In a global economy moving away from carbon-intensive fossil fuels, renewable energy projects offer an increasingly affordable and clean alternative that marks an important advance in environmental sustainability. But from human rights and governance perspectives, the developers of wind, solar, hydroelectric and biomass projects face a number of significant challenges. As we reflected during recent discussions at the IFC Sustainability Exchange, it struck us that these projects could stand to benefit from some of the hard lessons learned in the extractives sector.
When deciding to extract non-renewable resources, governments must weigh significant community impacts against the potential for transformative economic benefits (which can be difficult to fully realize). Many of the same strategic considerations apply to solar, wind, and hydropower projects. For example, conflicts have arisen over windfarms’ need to appropriate large tracts of land and large hydropower projects have long been contested due to community displacement and ecosystem destruction.
In order to help address these concerns, standards for free, prior and informed consent (FPIC) have become central to consultation approaches in oil, gas, and mining projects and in many large renewable energy projects. At a recent forum on human rights and renewables held by the Business and Human Rights Resource Center (BHRRC), experts from the Natural Resource Governance Institute collaborated with other experts to map out the risks common to both the extractives and renewables industries. Groups like BHRRC are focusing attention on how FPIC policies should be implemented in clean energy projects.
It has also become clear that extractives projects need to be buttressed by strong national governance frameworks, as recommended in the first two precepts of our Natural Resource Charter and related benchmarking framework questions on assessing extractives governance. International norms—like the Extractive Industries Transparency Initiative—aim to support these domestic measures. In the clean energy sector, the Electricity Governance Initiative of the World Resources Institute has developed a set of core principles for good governance (transparency, accountability, participation, capacity) and 10 key policy questions to ask about large-scale renewable energy policies. As countries approach low-carbon transitions, it will be worth exploring linkages between national strategy recommendations that are similar across the renewables and extractives sectors.
According to the 2017 Renewables Global Status Report, tenders are the most rapidly growing mechanism for the deployment of large-scale renewable energy projects. The International Renewable Energy Association (IRENA) has issued guidance on best practices for renewable energy auctions in developing countries. But the renewables sector has largely focused on tendering transparency that ensures bidding companies have full information about the process. While this is also important in the extractive sector, corruption scandals have resulted in greater attention to transparency for the public about extractives tender processes, licenses and contracts to enable civil society and media scrutiny and to facilitate accountability. The generous tax benefits, technical complexity and potential for rent seeking in the renewables sector has already indicated the potential for corruption and resulted in scandals in countries ranging from South Africa to Italy. To help keep dirty business out of clean energy tenders, the renewables sector could benefit from the transparency norms, lessons on risk factors and guidance on screening for corruption risks that have developed around extractive sector licensing.

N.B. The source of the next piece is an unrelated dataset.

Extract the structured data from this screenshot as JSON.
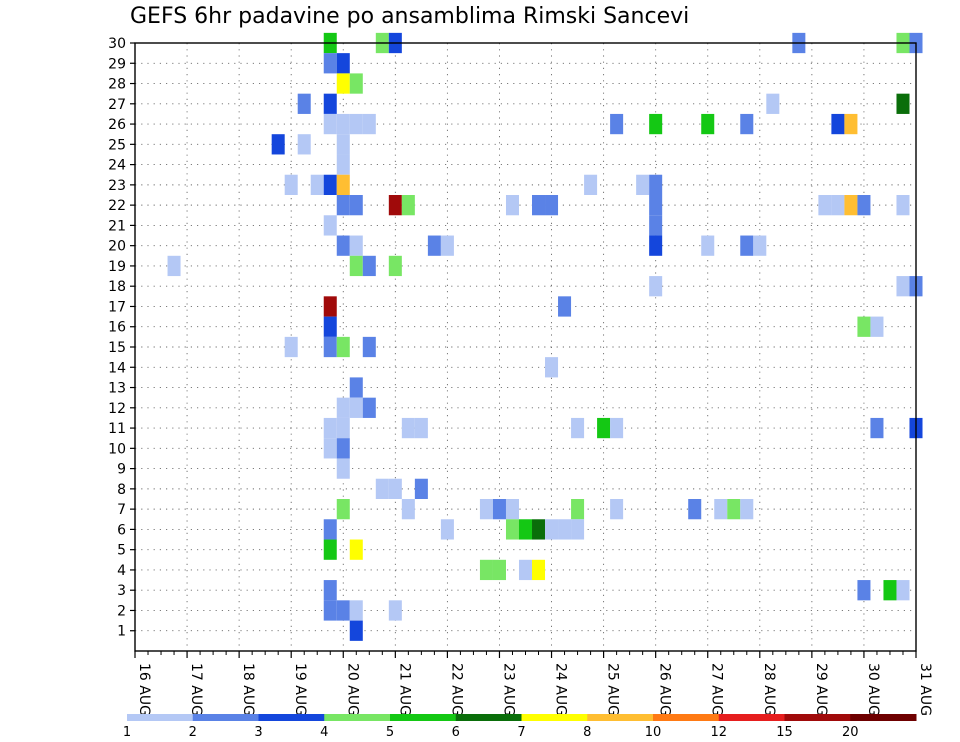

A recent OECD paper notes that state-owned enterprises (SOEs) will continue to play central roles in both fossil fuel and renewable energy projects, and will be key drivers in the low-carbon energy transition. The paper highlights numerous governance challenges faced by SOEs involved in renewable energy, including complex (and sometimes conflicting) government mandates and performance objectives, preferential treatment risks that can negatively impact private investment and interrelated home-country and international activities. These have long been issues for SOEs involved in extractive industries, and many of the lessons learned on oversight and accountability, performance benchmarking, corruption mitigation and transparency may be highly relevant in the renewables sector.
Like extractive industries, renewables can create jobs, but require specific interventions around training and education in order to be inclusive. Although renewable energy projects may not result in revenue streams as large or direct as extractives projects do, it has become more common for such projects to include financial or in-kind payments to local communities (albeit with high variation in types of arrangements). As such, clean energy can learn lessons from emerging regulation and leading practice on local benefit sharing in the extractives sector. The decentralized nature of some renewables technologies has also resulted in unique community-led ownership and beneficiation models. Organizations like Yansa Group have emerged to support this movement of direct community participation with business, technical, financial and governance support; such innovations could hold lessons for the extractive sector.
The rise of affordable and renewable energy marks a new era, but brings with it some of society’s enduring problems. Fortunately, we’ve learned much about the nexus of poverty, corruption and inequality that is relevant to the exploitation of energy resources, including some of the governance remedies that can help avoid such pitfalls. Let’s hope the renewable energy industry is listening.